In early October, following the mass shooting at Oregon’s Umpqua Community College, Republican presidential candidate Ben Carson shared some of his views on gun policy during an interview with CNN. At one point, his comments turned to the historical. “I think the likelihood of Hitler being able to accomplish his goals,” he said, “would have been greatly diminished if the people had been armed.”

Carson’s soundbite is a version of a theory forwarded by the National Rifle Association and its surrogates since at least the 1960s. In this reading of world events, Third Reich-era gun laws in Nazi-occupied Europe made the Jews defenseless against ghettoization, and ultimately genocide. But it’s a thesis that’s been disproven for almost as long as it’s been in circulation.

Indeed, the gun-control-hastened-the-Holocaust argument was officially invalidated in a report presented during a July 1968 Senate Judiciary subcommittee debate over the Firearms Registration and Licensing Act. In his drive to create licensing requirements that would keep guns out of the hands of criminals and chronic substance abusers, the bill’s sponsor, Senator Joseph Tydings of Maryland, set out to refute what was already a popular NRA talking point: “No dictatorship has ever been imposed on a nation of free men who have not been first required to register their privately owned weapons.”

One of the persons giving testimony during the hearing was John Dingell, then early into his long run as a Democratic Representative from Michigan. He also happened to be a member of the NRA’s Executive Committee (he would later establish its lobbying arm). While debating the efficacy of New York City’s handgun licensing law in reducing crime, Dingell said, “We have here the same situation we saw in small degree in Nazi Germany. There they did not prohibit citizens from having guns. All they said was first of all we want to register them, and we are going to stop crime by it.”

Tydings became agitated and demanded that Dingell back up his claim with facts “other than from the NRA.” A heated exchange followed, with Tydings telling Dingell, “This is an argument extremists use.” Then Tydings played what he saw as his trump card, presenting a report he’d commissioned the previous August from the Library of Congress’s Legislative Research Service. The book-length document examined gun laws in Nazi-occupied Germany, Italy, France, and Austria during World War II.

In analyzing four European countries, the authors of the report concluded they could make “no positive correlation between gun laws and dictatorships.”

Here’s the document in full, courtesy of the Library of Congress:

“One may reasonably assume that if gun registration laws constituted a primary factor in the rise of dictatorships, these countries would have since revised their laws to prevent future dictatorships,” the report’s authors state. “This has not been the case. The four countries today have substantially the same gun laws as those in force prior to the advent of dictatorship.”

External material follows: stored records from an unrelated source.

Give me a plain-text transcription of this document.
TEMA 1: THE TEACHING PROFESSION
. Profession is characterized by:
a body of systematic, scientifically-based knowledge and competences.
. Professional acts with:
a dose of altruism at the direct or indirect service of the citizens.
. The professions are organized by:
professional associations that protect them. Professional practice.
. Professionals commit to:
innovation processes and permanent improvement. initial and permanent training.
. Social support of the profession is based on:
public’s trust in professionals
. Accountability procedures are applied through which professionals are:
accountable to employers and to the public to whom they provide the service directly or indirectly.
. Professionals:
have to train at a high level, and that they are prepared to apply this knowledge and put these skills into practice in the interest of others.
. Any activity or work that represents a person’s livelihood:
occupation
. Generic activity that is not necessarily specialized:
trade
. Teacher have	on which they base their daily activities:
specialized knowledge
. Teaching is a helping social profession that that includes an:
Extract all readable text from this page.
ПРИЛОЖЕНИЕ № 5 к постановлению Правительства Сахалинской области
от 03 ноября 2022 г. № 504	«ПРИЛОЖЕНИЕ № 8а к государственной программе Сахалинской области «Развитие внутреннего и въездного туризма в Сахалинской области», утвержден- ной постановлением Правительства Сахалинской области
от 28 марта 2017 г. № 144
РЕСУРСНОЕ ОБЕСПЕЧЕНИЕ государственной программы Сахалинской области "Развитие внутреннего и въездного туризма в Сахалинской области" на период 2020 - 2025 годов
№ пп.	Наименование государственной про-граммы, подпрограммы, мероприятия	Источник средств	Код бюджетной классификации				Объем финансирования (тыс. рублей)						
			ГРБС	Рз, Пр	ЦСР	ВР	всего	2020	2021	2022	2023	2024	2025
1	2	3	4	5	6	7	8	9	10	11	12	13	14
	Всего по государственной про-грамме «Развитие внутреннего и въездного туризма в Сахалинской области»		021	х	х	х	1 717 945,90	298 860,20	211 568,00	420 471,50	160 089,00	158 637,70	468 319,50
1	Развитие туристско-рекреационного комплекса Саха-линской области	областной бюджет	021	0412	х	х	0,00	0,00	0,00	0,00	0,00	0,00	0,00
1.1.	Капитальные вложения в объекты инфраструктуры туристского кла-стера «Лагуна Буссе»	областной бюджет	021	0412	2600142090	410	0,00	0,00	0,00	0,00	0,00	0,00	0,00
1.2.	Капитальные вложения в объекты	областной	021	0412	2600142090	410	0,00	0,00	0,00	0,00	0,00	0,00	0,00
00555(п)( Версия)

As for the origin of the popular NRA talking point that launched all this research — “No dictatorship has ever been imposed on a nation of free men who have not been first required to register their privately owned weapons” — one of its first appearances seems to come in The John Franklin Letters, an epistolary novel published in 1959. Set in the early 1970s, the book spins a tale of a liberal, Big Brother-esque government that forces Americans into economic serfdom, and closes with the swearing-in of a black president.